Securities Research Services

Wednesday, August 01, 2007

End of the Bull?

Monday's rally failed quickly and the dead cat could barely muster a bounce. The 50-day average on the QQQQ provided only a temporary pause on the way down and yesterday the index cut through this level in late day trading like a hot knife through butter.

This correction has legs and it is likely to give us some great short profits.

That out of the way, let's consider the longer term prospects of this market. Is the bull dead? If you pay attention to the news you might think so. Sub prime this, bubble that. The problem is bulls don't die on sour notes. Has it been so long since 2000 that we all forgot the euphoria that the last bull died on?

No, bull markets play out in three phases (click link for source):

• Bull markets commence with reviving confidence as business conditions improve.
• Prices rise as the market responds to improved earnings
• Rampant speculation dominates the market and price advances are based on hopes and expectations rather than actual results.


So far the market has experienced the first two, but has not yet seen the third part play out. In fact, as we have noted here repeatedly, bearish bets have been extreme for months now. What's to happen if this correction doesn't in fact turn into something worse, but instead quickly bottoms and starts to run at the highs?

We'll tell you what will happen. All those hedge funds holding heavy short positions will be in danger of underperforming on the year and they will not only be forced to cover, but buy as well if they expect to keep their jobs when the dust has settled January 01. This is how fall rallies get underway.

Hear this and heed the message: If there is one thing you can be sure about besides death and taxes, it's that the institutions that need buyers at the top and sellers at the bottom will not ring a bell and shout that the sky is falling when the market is topping. Just read the headlines in any financial rag right now and ask yourself what mood the media is attempting to engender in the retail market. It's certainly not one of high expectations now is it?

2 comments:

Anonymous said...

http://icecoldstocks.com/pattern_trader/index.html

SRSFinance said...

He makes an interesting argument, and his use of the financials as leading indicators of the market correction was spot on. We don't disagree with his analysis this week either. Something is different this time and that's why we are short even with the QQQQ and SPY trading at their 50-day and 200-day averages respectively. This correction is surely going to be deeper than anything we have seen for a while.
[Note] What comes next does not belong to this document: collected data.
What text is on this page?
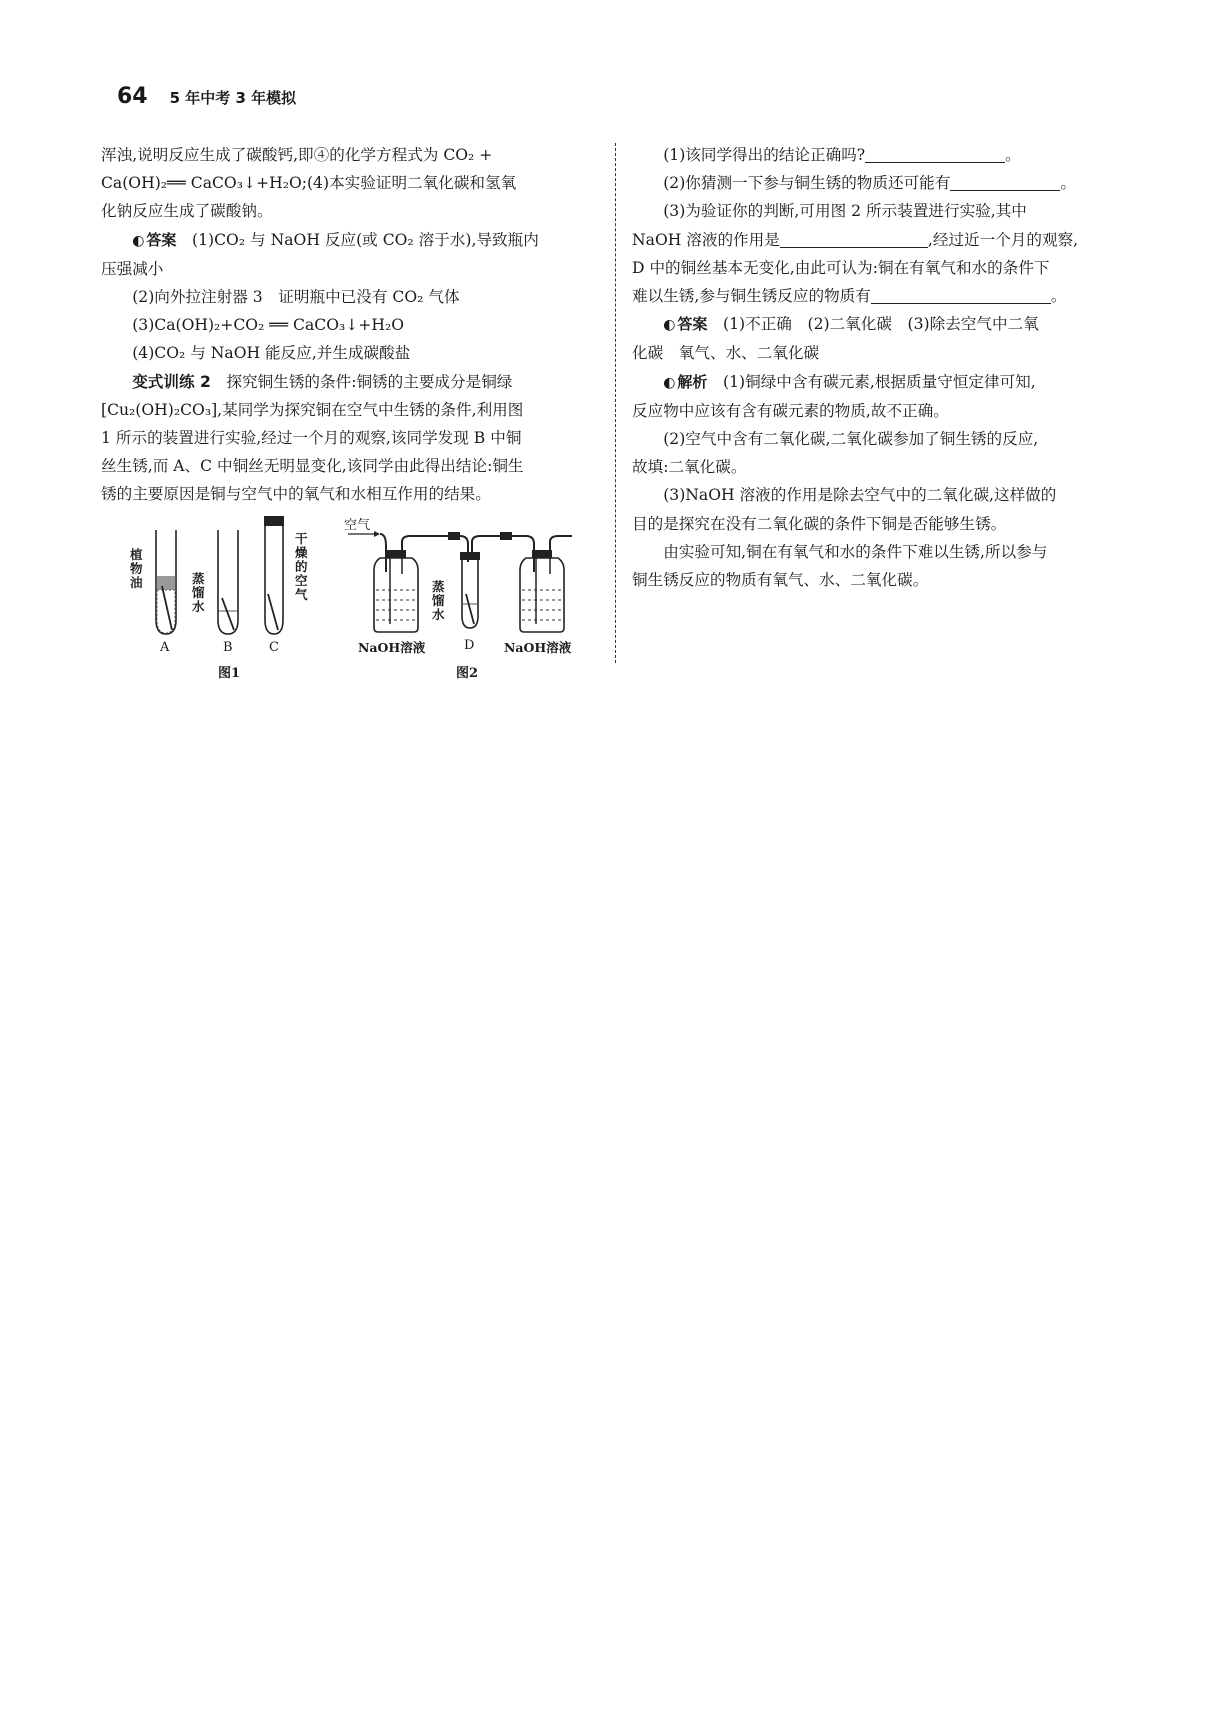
64 5 年中考 3 年模拟

浑浊,说明反应生成了碳酸钙,即④的化学方程式为 CO₂ +

Ca(OH)₂══ CaCO₃↓+H₂O;(4)本实验证明二氧化碳和氢氧

化钠反应生成了碳酸钠。

◐ 答案　 (1)CO₂ 与 NaOH 反应(或 CO₂ 溶于水),导致瓶内

压强减小

(2)向外拉注射器 3　证明瓶中已没有 CO₂ 气体

(3)Ca(OH)₂+CO₂ ══ CaCO₃↓+H₂O

(4)CO₂ 与 NaOH 能反应,并生成碳酸盐

变式训练 2　 探究铜生锈的条件:铜锈的主要成分是铜绿

[Cu₂(OH)₂CO₃],某同学为探究铜在空气中生锈的条件,利用图

1 所示的装置进行实验,经过一个月的观察,该同学发现 B 中铜

丝生锈,而 A、C 中铜丝无明显变化,该同学由此得出结论:铜生

锈的主要原因是铜与空气中的氧气和水相互作用的结果。

植物油	蒸馏水
干燥的空气
A	B	C
图1
空气
NaOH溶液
蒸馏水
D NaOH溶液
图2

(1)该同学得出的结论正确吗?	。

(2)你猜测一下参与铜生锈的物质还可能有	。

(3)为验证你的判断,可用图 2 所示装置进行实验,其中

NaOH 溶液的作用是	,经过近一个月的观察,

D 中的铜丝基本无变化,由此可认为:铜在有氧气和水的条件下

难以生锈,参与铜生锈反应的物质有	。

◐ 答案　 (1)不正确　(2)二氧化碳　(3)除去空气中二氧

化碳　氧气、水、二氧化碳

◐ 解析　 (1)铜绿中含有碳元素,根据质量守恒定律可知,

反应物中应该有含有碳元素的物质,故不正确。

(2)空气中含有二氧化碳,二氧化碳参加了铜生锈的反应,

故填:二氧化碳。

(3)NaOH 溶液的作用是除去空气中的二氧化碳,这样做的

目的是探究在没有二氧化碳的条件下铜是否能够生锈。

由实验可知,铜在有氧气和水的条件下难以生锈,所以参与

铜生锈反应的物质有氧气、水、二氧化碳。
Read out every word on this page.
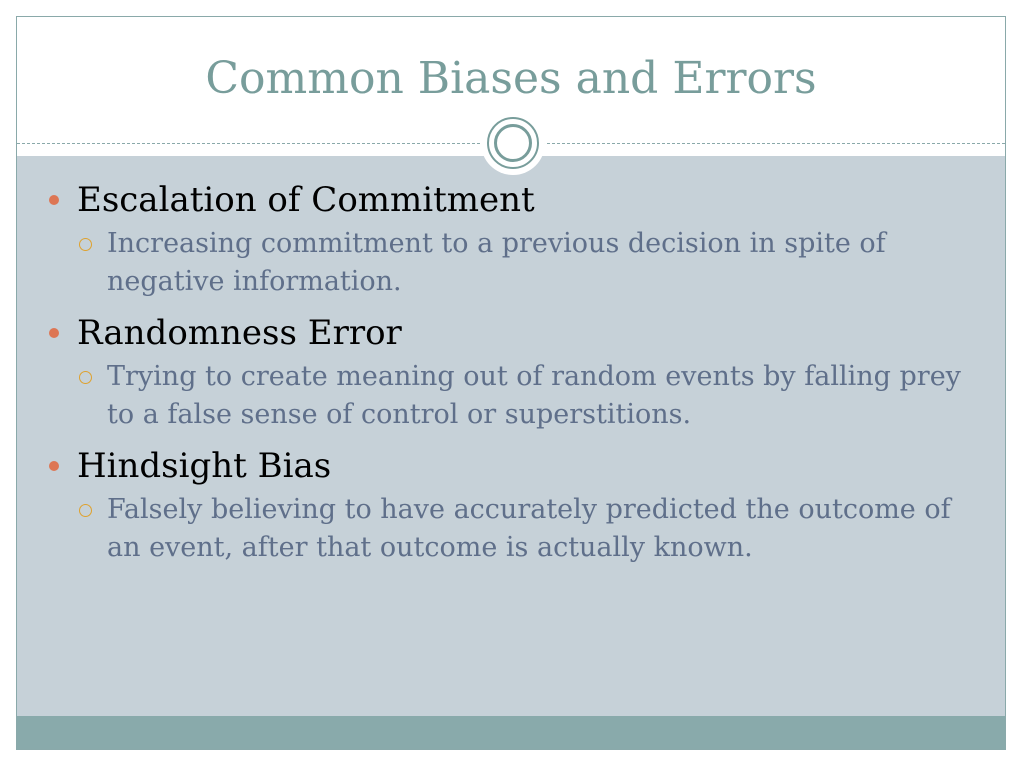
Common Biases and Errors
Escalation of Commitment
Increasing commitment to a previous decision in spite of negative information.
Randomness Error
Trying to create meaning out of random events by falling prey to a false sense of control or superstitions.
Hindsight Bias
Falsely believing to have accurately predicted the outcome of an event, after that outcome is actually known.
That said, here's an interesting comment from Bernie Shaeffer:

"My guess is that with the recent plunge in the RUT, most long/short equity funds are now seriously in the hole vs. S&P for the year. And if the market now rallies from here, they've just gotten themselves into more trouble by adding to their hedges via IWM puts or IWM shorts. And what would the hedge funds do on a rally? If they decide to lift their incremental short hedges, this would add a lot of buying power to the mix and could super charge the rally. But if they stand pat, or add to their short exposure, they'd then be in the position of seriously under performing on a market recovery. The bottom line is that while the "bad market breadth" on this correction is disquieting to many and is a signal of a potentially bullish oversold condition to others (viz., the two "9-1 Desmond down days" last week), it may indicate nothing more than a "hedge fund puke" that could be reversed in a heartbeat should the market begin to stabilize."

The bottom line: this is a market that you should be short and you should stay short until there is a good reason not to be; ala capitulation, bullish money flow divergences, and recovery of leading groups like the financials. But also keep in mind that the sky is not falling here. As we note in today's report, this bull market is not yet played out. It can handle a large correction that doesn't have to damage the long term trend.

When we start to see euphoria and only good news, we will then be concerned that a major top is in place. Right now a median top of some sort has certainly carved itself out and it is to be respected.